Last April, we played outside in short sleeves. The world had turned the green of spring, with new life visible everywhere.
Yes, last year was freakishly warm, and ultimately bad for the plants, but it sure felt nice.
This is a hard time of year to make outdoor plans. We never know if it is going to be 70 and sunny, 20 and snowing, or the worst: 30 and raining.
This weekend, the forecast predicts temperatures in the 30’s with mixed types of precipitation. This is the weekend for the annual spring Cub Scout camp out. No, they are not canceling.
The organizer, my friend, is an avid winter camper. He’s even camped in the backyard with his two boys, then 4 and 7. Why would he cancel a spring trip? After all, Cub Scout regulations require they have a building for shelter with kids that young.
This time of year, we itch for the sun, warmth, and green of spring. When the weather fails to provide a perfect spring, we tend to hunker down in our homes, bemoaning the long winter.
Why? Get out there.
No matter the weather, these are some of the most magical moments of the year.

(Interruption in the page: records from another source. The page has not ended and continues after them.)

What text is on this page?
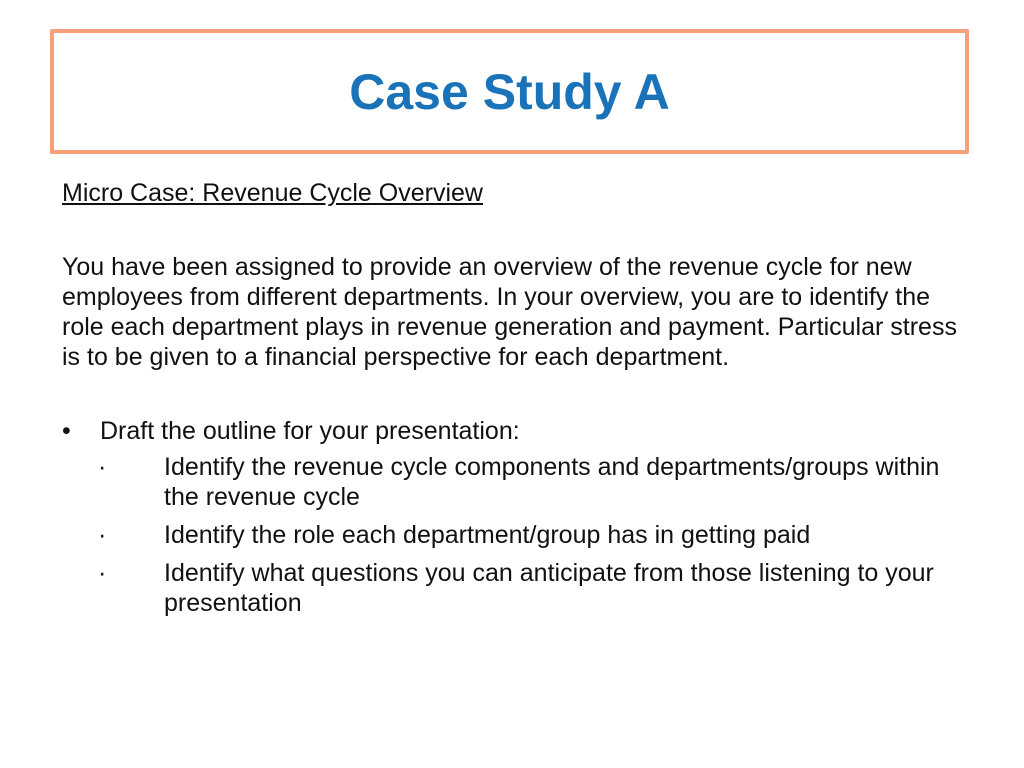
Case Study A

Micro Case: Revenue Cycle Overview

You have been assigned to provide an overview of the revenue cycle for new employees from different departments. In your overview, you are to identify the role each department plays in revenue generation and payment. Particular stress is to be given to a financial perspective for each department.

•	Draft the outline for your presentation:
·	Identify the revenue cycle components and departments/groups within the revenue cycle
·	Identify the role each department/group has in getting paid
·	Identify what questions you can anticipate from those listening to your presentation
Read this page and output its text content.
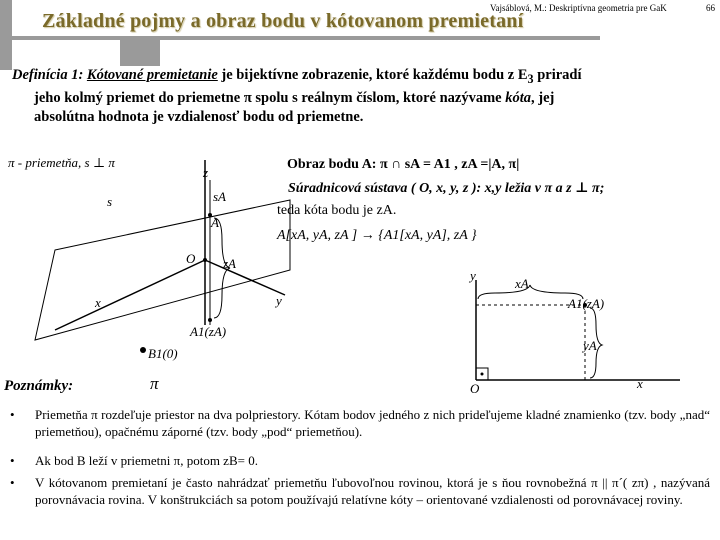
Vajsáblová, M.: Deskriptívna geometria pre GaK	66
Základné pojmy a obraz bodu v kótovanom premietaní
Definícia 1: Kótované premietanie je bijektívne zobrazenie, ktoré každému bodu z $E_3$ priradí
jeho kolmý priemet do priemetne π spolu s reálnym číslom, ktoré nazývame kóta, jej
absolútna hodnota je vzdialenosť bodu od priemetne.
π - priemetňa, s ⊥ π
z
s	sA
A
O zA
y
x
A1(zA)
B1(0)
π
Obraz bodu A: π ∩ sA = A1 , zA =|A, π|
Súradnicová sústava ( O, x, y, z ): x,y ležia v π a z ⊥ π;
teda kóta bodu je zA.
A[xA, yA, zA ] → {A1[xA, yA], zA }
y
xA
A1(zA)
yA
O	x
Poznámky:
•	Priemetňa π rozdeľuje priestor na dva polpriestory. Kótam bodov jedného z nich prideľujeme kladné znamienko (tzv. body „nad“ priemetňou), opačnému záporné (tzv. body „pod“ priemetňou).
•	Ak bod B leží v priemetni π, potom zB= 0.
•	V kótovanom premietaní je často nahrádzať priemetňu ľubovoľnou rovinou, ktorá je s ňou rovnobežná π || π´( zπ) , nazývaná porovnávacia rovina. V konštrukciách sa potom používajú relatívne kóty – orientované vzdialenosti od porovnávacej roviny.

When else do you get to enjoy thunder snow? When do you hear seagulls cry in a world covered in snow? When do you see a trio of unhappy ducks huddling next to their frozen-over pond?
So get out there. Here are some tips:
Have a back-up plan. My friend winter camped with the kids in the back yard. This weekend’s Cub Scout camp has a building. How will you stay warm and occupied?

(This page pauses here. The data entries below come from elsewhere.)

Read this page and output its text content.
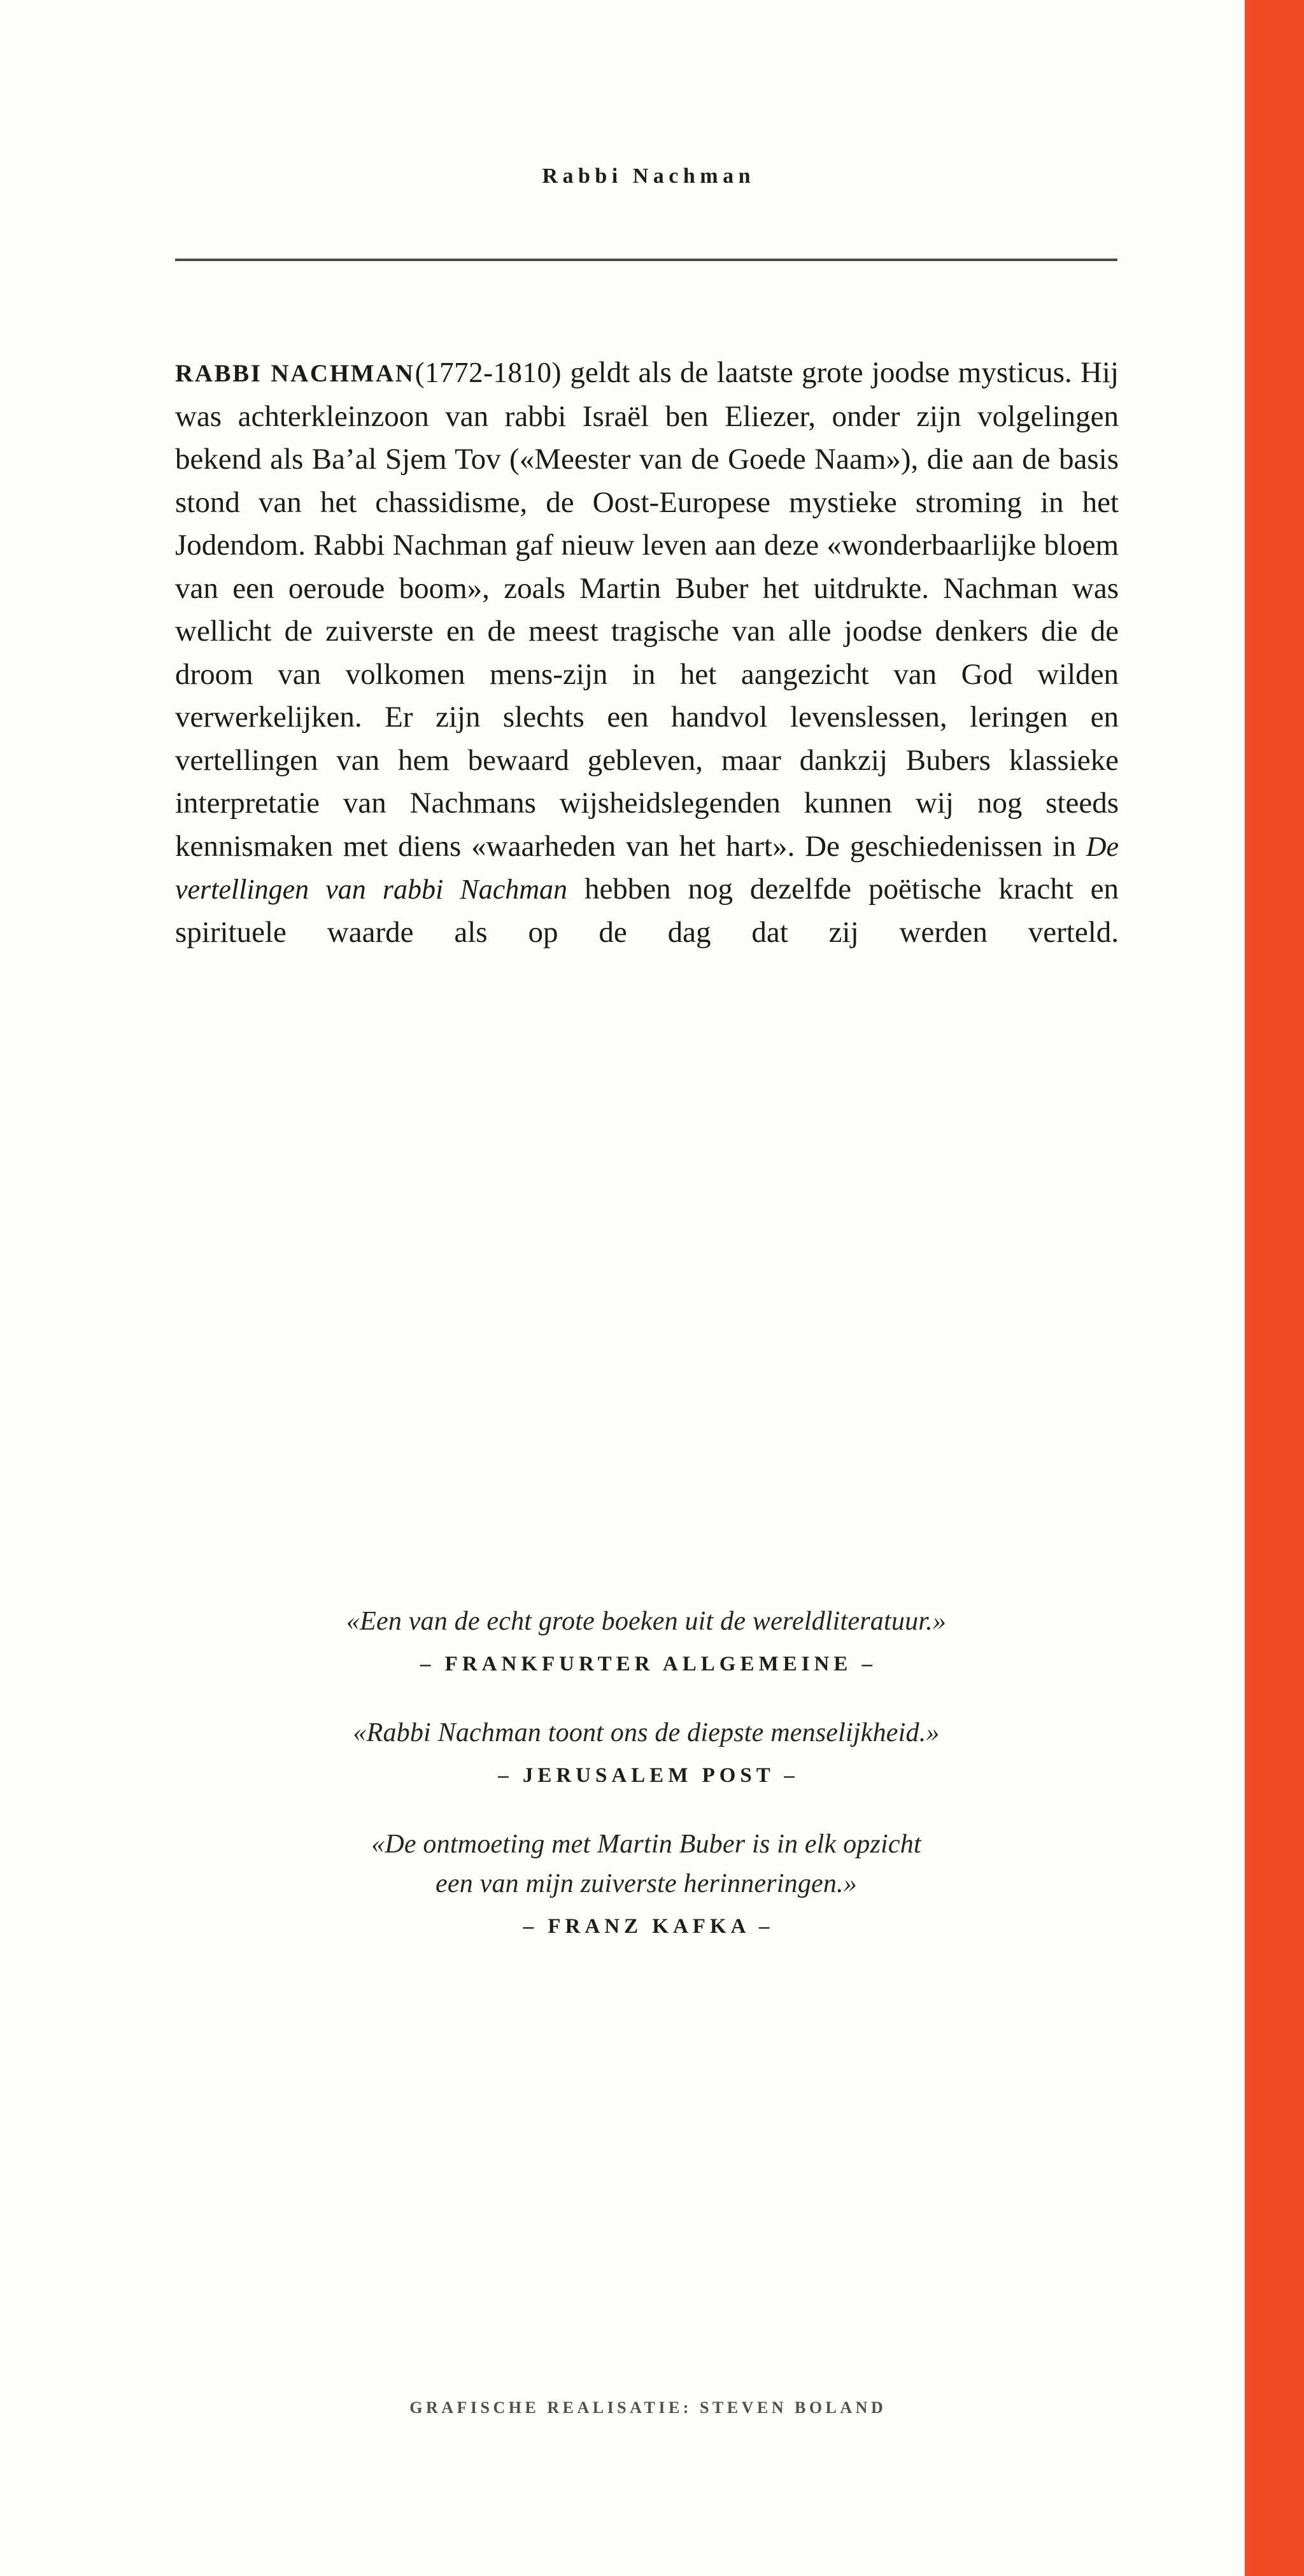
Rabbi Nachman

RABBI NACHMAN(1772-1810) geldt als de laatste grote joodse mysticus. Hij was achterkleinzoon van rabbi Israël ben Eliezer, onder zijn volgelingen bekend als Ba’al Sjem Tov («Meester van de Goede Naam»), die aan de basis stond van het chassidisme, de Oost-Europese mystieke stroming in het Jodendom. Rabbi Nachman gaf nieuw leven aan deze «wonderbaarlijke bloem van een oeroude boom», zoals Martin Buber het uitdrukte. Nachman was wellicht de zuiverste en de meest tragische van alle joodse denkers die de droom van volkomen mens-zijn in het aangezicht van God wilden verwerkelijken. Er zijn slechts een handvol levenslessen, leringen en vertellingen van hem bewaard gebleven, maar dankzij Bubers klassieke interpretatie van Nachmans wijsheidslegenden kunnen wij nog steeds kennismaken met diens «waarheden van het hart». De geschiedenissen in De vertellingen van rabbi Nachman hebben nog dezelfde poëtische kracht en spirituele waarde als op de dag dat zij werden verteld.

«Een van de echt grote boeken uit de wereldliteratuur.»
– FRANKFURTER ALLGEMEINE –
«Rabbi Nachman toont ons de diepste menselijkheid.»
– JERUSALEM POST –
«De ontmoeting met Martin Buber is in elk opzicht
een van mijn zuiverste herinneringen.»
– FRANZ KAFKA –
GRAFISCHE REALISATIE: STEVEN BOLAND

Scale the outing appropriately. Be realistic. Hiking two miles in the snow or slip-sliding on mud is a much different experience than dry, firm trails.

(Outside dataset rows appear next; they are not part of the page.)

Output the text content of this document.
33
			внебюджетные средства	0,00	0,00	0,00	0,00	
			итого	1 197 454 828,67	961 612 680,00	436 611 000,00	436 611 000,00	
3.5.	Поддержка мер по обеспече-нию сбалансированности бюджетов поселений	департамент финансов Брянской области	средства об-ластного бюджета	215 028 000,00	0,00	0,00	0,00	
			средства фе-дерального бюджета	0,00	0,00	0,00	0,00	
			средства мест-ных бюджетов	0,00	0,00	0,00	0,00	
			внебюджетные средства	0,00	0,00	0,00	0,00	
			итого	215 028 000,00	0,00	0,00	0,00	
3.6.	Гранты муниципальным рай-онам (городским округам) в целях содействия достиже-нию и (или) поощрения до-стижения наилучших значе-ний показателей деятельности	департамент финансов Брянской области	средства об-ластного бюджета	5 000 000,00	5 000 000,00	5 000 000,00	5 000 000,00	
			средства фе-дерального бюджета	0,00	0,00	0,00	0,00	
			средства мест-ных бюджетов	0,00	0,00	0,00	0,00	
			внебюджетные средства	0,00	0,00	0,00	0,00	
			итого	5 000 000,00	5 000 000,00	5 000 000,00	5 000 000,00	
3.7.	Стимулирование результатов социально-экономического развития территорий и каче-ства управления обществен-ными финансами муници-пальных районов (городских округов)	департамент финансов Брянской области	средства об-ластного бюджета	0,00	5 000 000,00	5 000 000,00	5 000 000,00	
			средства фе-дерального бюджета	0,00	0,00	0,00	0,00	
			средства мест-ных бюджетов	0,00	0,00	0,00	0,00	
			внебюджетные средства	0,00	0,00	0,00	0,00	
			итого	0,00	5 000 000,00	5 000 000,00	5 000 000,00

Be prepared with layers. What would you wear if it is 70 and sunny? 20 and snowing? 30 and raining? Do you need items that breathe because you’ll be active, or do you need to trap all available heat while sedentary?
Don’t worry about bringing too much stuff. This is not a time to pack light if you want to ensure comfort. Yes, I know the ultra-lighters out there embrace minimalism and tough it out. But that’s not fun for the majority of the world, including myself. This time of year, I use a huge duffle bag and throw in a wide range of clothing options.
Prioritize the reasons you’re out there. What do you want to see? What do you want to do? What do you benefit the most from outside? Make sure to do that, and let other things go.
Be prepared for clean up. Yes, mud is messy. That’s what clothes washers are for. You may need to rinse off with a hose or in a sink first. If so, go you for embracing the mud.
Stay flexible. It’s OK to car camp if you normally backpack, stay in a cabin if you normally camp, or even stay at a motel or B&B. The point is to be outside during part of the day.
The weather is wonderful, whatever it is. Don’t let it be an excuse to stay inside. Don’t let it stop you from enjoying nature. Walk around the neighborhood. Go to a local park. Any nature is good nature.
This is a fascinating time of year to be outside. How will you experience it? Share in the comments below.
*Photo Credit: laffy4k on Flickr, Creative Commons license
David Wherry says
How true. There’s no such thing as bad weather. The unpredictable season are exactly why I love MN!
Astrid Bryce says
Thanks for your comment. I always give the plants and animals of MN lots of credit. It is amazing what they can survive. Enjoy our crazy spring.
Gail Storey says
As my husband, Porter, said of our hike of the Pacific Crest Trail, “No such thing as bad weather, only bad clothes!” I love your blog and this post, you make so many excellent points and you write so well!
Astrid Bryce says
Thank you so much for the compliments. Your book looks really cute. Congratulations for hiking the Pacific Crest Trail. I agree, clothes make all the difference. My favorite camping clothes I call my “puffy outfit”. The pants are on the suggested gear list for Everest Base Camp! They keep me warm in all sorts of weather.